On 2/4/2024 10:58 PM, Tian, Kevin wrote:
> Caution: This message originated from an External Source. Use proper caution when opening attachments, clicking links, or responding.
>
>
>> From: Brett Creeley <[email protected]>
>> Sent: Saturday, January 27, 2024 2:32 AM
>>
>> The current logic for handling resets based on
>> whether they were initiated from the DSC or
>> host/VMM is slightly confusing and incorrect.
>> The incorrect behavior can cause the VF device
>> to be unusable on the destination on failed
>> migrations due to incompatible configurations.
>> Fix this by setting the state back to
>> VFIO_DEVICE_STATE_RUNNING when an FLR is
>> triggered, so the VF device is put back in
>> an "initial" pre-configured state after failures.
>
> any reason for putting short lines (<50 chars) in commit msg?

No, I will make the lines longer in the next commits.

>
>>
>> Also, while here clean-up the reset logic to
>> make the source of the reset more obvious.
>
> as a fix the a 'Fixed' tag is preferred and CC stable
>
> also separate the real fix from the cleanup so stable kernel doesn't need
> to backport unnecessary code.

Sure, I can split this into 2 changes as you suggested.

>
> btw the commit msg is not clear to me.

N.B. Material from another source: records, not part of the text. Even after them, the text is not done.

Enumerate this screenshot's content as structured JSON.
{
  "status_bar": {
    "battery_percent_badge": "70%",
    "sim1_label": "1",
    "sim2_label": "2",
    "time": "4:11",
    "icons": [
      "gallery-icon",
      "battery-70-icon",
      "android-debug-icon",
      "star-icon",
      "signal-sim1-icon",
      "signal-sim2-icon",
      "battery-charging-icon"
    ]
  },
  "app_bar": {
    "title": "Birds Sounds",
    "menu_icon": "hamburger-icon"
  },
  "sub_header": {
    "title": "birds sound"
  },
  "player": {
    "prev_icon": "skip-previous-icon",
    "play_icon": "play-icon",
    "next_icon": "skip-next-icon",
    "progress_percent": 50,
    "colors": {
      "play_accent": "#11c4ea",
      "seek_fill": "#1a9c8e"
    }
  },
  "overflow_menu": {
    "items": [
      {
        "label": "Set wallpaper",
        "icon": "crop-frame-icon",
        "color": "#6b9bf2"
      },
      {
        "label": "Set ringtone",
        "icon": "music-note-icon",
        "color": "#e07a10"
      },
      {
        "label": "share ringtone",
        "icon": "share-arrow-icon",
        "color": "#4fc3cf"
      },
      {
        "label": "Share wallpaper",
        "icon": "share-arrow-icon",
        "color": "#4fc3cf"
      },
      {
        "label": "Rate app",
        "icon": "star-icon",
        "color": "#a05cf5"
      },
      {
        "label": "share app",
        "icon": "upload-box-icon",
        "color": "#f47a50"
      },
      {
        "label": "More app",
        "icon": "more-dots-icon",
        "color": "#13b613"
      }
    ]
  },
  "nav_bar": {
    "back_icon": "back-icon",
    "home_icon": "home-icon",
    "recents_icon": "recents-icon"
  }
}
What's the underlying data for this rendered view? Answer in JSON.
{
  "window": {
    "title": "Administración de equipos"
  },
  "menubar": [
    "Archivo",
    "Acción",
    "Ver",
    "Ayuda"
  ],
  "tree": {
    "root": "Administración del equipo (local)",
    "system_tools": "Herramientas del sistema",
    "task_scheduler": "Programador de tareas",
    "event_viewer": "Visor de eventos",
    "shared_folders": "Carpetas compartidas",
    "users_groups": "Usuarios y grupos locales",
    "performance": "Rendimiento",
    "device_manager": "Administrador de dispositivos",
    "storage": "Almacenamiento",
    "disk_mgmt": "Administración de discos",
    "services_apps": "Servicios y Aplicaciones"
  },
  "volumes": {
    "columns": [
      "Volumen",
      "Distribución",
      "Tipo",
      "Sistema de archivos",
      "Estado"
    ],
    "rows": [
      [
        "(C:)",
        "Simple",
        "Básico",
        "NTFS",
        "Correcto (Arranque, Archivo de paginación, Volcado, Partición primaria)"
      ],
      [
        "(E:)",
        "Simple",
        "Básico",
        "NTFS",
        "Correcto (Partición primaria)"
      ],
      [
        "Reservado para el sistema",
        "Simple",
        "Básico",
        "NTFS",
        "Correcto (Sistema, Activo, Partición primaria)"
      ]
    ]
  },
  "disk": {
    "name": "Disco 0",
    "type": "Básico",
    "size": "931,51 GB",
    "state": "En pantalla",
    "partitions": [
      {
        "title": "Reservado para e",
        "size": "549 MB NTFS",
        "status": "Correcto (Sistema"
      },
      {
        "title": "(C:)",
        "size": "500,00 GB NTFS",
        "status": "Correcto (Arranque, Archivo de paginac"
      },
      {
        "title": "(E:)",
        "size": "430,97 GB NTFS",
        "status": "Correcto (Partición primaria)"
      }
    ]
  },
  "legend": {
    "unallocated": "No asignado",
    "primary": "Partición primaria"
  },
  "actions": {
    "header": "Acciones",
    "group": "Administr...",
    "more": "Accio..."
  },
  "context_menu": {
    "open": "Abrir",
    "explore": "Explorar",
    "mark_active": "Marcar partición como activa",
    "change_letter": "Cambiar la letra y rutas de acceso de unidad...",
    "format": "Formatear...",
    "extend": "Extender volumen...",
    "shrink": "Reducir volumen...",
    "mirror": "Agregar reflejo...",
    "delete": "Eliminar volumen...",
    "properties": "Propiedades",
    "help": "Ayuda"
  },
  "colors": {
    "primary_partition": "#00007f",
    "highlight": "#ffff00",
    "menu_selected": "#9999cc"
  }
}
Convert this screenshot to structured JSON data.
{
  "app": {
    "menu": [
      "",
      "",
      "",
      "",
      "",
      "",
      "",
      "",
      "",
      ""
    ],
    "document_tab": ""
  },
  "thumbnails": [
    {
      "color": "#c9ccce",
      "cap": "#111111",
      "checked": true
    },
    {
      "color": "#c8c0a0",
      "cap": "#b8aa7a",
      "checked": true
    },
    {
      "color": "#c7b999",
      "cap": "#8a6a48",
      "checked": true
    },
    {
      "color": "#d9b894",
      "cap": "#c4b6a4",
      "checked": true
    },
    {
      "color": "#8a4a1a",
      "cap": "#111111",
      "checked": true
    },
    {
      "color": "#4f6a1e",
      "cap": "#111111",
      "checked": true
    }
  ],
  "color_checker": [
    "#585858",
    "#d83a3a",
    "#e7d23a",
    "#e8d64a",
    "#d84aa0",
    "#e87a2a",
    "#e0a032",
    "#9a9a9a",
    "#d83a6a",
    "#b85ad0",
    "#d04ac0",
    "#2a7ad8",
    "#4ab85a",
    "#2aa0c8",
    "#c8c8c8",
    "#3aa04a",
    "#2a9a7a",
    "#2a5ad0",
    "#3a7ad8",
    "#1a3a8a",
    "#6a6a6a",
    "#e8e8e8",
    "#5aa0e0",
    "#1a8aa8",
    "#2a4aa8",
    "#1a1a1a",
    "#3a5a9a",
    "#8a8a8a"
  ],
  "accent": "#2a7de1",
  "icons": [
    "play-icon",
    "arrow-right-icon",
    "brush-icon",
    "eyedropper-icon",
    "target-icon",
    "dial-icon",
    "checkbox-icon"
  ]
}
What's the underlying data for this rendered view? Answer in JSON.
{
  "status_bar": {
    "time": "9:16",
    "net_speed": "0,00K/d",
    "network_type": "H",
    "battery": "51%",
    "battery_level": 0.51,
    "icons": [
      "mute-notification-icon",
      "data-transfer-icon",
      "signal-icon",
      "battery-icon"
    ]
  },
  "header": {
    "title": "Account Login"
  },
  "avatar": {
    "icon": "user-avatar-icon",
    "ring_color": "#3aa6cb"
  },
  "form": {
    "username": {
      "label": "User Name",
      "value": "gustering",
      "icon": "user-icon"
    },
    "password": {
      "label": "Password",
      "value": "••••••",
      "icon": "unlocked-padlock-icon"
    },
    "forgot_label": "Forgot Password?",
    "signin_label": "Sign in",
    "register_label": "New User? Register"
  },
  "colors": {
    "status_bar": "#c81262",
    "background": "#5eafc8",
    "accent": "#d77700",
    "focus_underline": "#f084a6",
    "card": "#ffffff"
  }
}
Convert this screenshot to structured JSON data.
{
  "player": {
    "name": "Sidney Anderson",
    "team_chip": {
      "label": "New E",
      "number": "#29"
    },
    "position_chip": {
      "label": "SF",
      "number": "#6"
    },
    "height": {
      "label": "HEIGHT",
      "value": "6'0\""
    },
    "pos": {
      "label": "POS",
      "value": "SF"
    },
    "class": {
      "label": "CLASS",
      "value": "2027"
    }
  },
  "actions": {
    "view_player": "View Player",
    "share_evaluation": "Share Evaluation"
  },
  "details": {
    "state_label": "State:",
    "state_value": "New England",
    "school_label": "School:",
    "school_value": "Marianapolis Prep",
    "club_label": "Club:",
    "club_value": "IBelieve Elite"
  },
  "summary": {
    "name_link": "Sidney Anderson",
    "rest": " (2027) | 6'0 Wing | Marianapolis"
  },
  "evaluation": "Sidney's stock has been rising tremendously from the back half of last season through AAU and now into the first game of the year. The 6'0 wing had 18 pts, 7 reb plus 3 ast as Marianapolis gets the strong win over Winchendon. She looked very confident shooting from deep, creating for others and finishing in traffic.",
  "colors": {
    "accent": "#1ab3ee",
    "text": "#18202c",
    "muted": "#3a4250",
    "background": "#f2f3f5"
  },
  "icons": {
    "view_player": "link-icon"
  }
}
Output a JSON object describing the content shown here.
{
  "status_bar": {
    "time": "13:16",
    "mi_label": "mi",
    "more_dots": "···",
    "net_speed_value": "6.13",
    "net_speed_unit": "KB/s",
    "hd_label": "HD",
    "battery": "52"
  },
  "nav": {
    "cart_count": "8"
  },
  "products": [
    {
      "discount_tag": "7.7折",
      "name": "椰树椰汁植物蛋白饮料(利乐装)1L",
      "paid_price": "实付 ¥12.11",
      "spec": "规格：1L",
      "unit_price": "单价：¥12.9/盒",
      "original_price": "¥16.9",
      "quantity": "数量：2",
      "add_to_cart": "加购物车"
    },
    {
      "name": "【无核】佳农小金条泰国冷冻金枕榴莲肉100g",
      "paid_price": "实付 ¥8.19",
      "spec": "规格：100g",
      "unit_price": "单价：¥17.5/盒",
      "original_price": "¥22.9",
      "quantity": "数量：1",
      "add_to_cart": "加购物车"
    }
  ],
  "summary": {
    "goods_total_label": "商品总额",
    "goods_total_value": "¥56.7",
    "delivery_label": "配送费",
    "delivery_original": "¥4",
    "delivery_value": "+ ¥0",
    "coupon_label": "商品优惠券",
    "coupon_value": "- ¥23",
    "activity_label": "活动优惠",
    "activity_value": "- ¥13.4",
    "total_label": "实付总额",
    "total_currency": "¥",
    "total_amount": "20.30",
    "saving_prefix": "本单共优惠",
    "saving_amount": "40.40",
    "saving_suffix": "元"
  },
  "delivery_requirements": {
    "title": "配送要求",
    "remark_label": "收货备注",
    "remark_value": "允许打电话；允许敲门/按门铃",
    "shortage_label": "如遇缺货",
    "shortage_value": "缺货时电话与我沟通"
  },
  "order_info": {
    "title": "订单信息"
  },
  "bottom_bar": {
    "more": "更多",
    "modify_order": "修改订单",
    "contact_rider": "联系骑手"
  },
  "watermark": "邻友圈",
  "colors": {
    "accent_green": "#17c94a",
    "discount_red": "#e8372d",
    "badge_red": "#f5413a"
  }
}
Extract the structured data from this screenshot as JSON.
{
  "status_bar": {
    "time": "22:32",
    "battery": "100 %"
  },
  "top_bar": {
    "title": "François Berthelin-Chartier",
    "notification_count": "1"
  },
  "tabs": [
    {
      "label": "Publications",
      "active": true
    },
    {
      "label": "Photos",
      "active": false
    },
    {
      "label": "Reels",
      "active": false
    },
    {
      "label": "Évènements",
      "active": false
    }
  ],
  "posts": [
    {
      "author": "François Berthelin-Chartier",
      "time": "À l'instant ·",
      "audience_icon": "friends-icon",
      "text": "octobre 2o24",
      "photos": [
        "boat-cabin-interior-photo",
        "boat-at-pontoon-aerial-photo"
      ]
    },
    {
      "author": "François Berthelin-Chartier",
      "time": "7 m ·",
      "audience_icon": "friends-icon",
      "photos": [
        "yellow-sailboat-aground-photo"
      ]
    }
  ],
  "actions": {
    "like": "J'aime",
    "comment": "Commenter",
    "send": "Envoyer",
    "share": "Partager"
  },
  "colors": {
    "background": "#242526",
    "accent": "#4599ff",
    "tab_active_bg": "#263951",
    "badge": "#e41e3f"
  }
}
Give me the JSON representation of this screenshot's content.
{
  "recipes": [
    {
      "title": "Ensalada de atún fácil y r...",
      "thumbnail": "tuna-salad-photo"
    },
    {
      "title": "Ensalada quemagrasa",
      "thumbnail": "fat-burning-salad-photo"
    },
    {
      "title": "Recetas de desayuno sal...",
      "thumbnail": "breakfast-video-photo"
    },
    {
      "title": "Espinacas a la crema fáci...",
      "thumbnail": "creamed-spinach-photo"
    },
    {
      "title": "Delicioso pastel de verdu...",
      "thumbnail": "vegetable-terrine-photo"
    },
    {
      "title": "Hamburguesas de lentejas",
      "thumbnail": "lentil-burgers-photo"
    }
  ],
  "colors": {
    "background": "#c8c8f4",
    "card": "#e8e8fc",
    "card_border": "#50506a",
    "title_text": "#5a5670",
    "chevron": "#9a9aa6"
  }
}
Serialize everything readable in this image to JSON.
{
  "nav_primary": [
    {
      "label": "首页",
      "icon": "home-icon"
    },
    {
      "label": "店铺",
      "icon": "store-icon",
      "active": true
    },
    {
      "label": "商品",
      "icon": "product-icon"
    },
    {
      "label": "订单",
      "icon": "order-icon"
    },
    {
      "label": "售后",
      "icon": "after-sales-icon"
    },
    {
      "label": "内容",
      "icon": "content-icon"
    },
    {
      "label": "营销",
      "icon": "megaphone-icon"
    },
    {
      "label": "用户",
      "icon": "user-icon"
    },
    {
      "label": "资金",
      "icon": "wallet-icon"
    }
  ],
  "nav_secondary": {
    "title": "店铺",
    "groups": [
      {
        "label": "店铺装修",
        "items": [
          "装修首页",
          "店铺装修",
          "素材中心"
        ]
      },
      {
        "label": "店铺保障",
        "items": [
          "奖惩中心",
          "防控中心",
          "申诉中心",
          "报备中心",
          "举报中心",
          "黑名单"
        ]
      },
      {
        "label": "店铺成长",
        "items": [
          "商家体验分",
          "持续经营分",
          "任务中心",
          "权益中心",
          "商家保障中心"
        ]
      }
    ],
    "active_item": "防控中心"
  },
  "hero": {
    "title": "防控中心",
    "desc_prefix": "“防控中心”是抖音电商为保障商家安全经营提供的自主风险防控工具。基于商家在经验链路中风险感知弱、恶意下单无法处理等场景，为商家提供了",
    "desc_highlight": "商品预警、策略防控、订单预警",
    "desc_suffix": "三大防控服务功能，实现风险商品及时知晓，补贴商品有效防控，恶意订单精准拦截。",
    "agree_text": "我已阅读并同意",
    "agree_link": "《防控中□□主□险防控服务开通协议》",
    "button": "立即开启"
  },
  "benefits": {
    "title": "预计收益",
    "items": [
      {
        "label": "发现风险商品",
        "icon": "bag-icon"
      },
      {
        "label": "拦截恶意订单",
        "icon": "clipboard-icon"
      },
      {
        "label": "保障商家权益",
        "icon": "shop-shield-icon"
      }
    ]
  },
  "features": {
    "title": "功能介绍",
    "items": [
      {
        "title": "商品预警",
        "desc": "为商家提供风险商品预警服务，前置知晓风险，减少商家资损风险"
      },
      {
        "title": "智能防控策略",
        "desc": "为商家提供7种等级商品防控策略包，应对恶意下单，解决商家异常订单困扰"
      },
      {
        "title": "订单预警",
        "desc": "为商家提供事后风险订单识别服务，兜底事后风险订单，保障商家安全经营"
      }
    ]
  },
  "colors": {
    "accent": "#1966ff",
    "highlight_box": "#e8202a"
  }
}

It says fixing the problem
> by setting the state to _ERROR for the DSC path and to _RUNNING for
> the FLR path.
>
> But looks it's already such case with old code:
>
> pds_vfio_recovery()
> pds_vfio->deferred_reset = true;
> pds_vfio->deferred_reset_state = VFIO_DEVICE_STATE_ERROR;
>
> pds_vfio_reset()
> pds_vfio->deferred_reset = true;
> pds_vfio->deferred_reset_state = VFIO_DEVICE_STATE_RUNNING;
>
> pds_vfio_state_mutex_unlock()
> if (pds_vfio->deferred_reset) {
> ...
> pds_vfio->state = pds_vfio->deferred_reset_state;
> ...
> }
>
> it's same as what this patch does:
>
> pds_vfio_recovery()
> pds_vfio->deferred_reset_type = PDS_VFIO_DEVICE_RESET;
>
> pds_vfio_reset()
> pds_vfio->deferred_reset_state = PDS_VFIO_HOST_RESET;
>
> pds_vfio_state_mutex_unlock()
> if (pds_vfio->deferred_reset) {
> ...
> if (pds_vfio->deferred_reset_type == PDS_VFIO_HOST_RESET)
> pds_vfio->state = VFIO_DEVICE_STATE_RUNNING;
> else
> pds_vfio->state = VFIO_DEVICE_STATE_ERROR;
> ...
> }
>
> looks the actual functional difference is from below change:
>
>> @@ -32,13 +32,14 @@ void pds_vfio_state_mutex_unlock(struct
>> pds_vfio_pci_device *pds_vfio)
>> mutex_lock(&pds_vfio->reset_mutex);
>> if (pds_vfio->deferred_reset) {
>> pds_vfio->deferred_reset = false;
>> - if (pds_vfio->state == VFIO_DEVICE_STATE_ERROR) {
>> - pds_vfio_put_restore_file(pds_vfio);
>> - pds_vfio_put_save_file(pds_vfio);
>> + pds_vfio_put_restore_file(pds_vfio);
>> + pds_vfio_put_save_file(pds_vfio);
>
> above two are changed from conditional to always.
>
>> + if (pds_vfio->deferred_reset_type == PDS_VFIO_HOST_RESET)
>> {
>> + pds_vfio->state = VFIO_DEVICE_STATE_RUNNING;
>> + } else {
>> pds_vfio_dirty_disable(pds_vfio, false);
>
> and this is now only for the DSC path.
>
> need a better explanation here.

I will clean up this patch by separating it into 2 patches and improving
the commit descriptions before sending a v2.

Thanks for the review,

Brett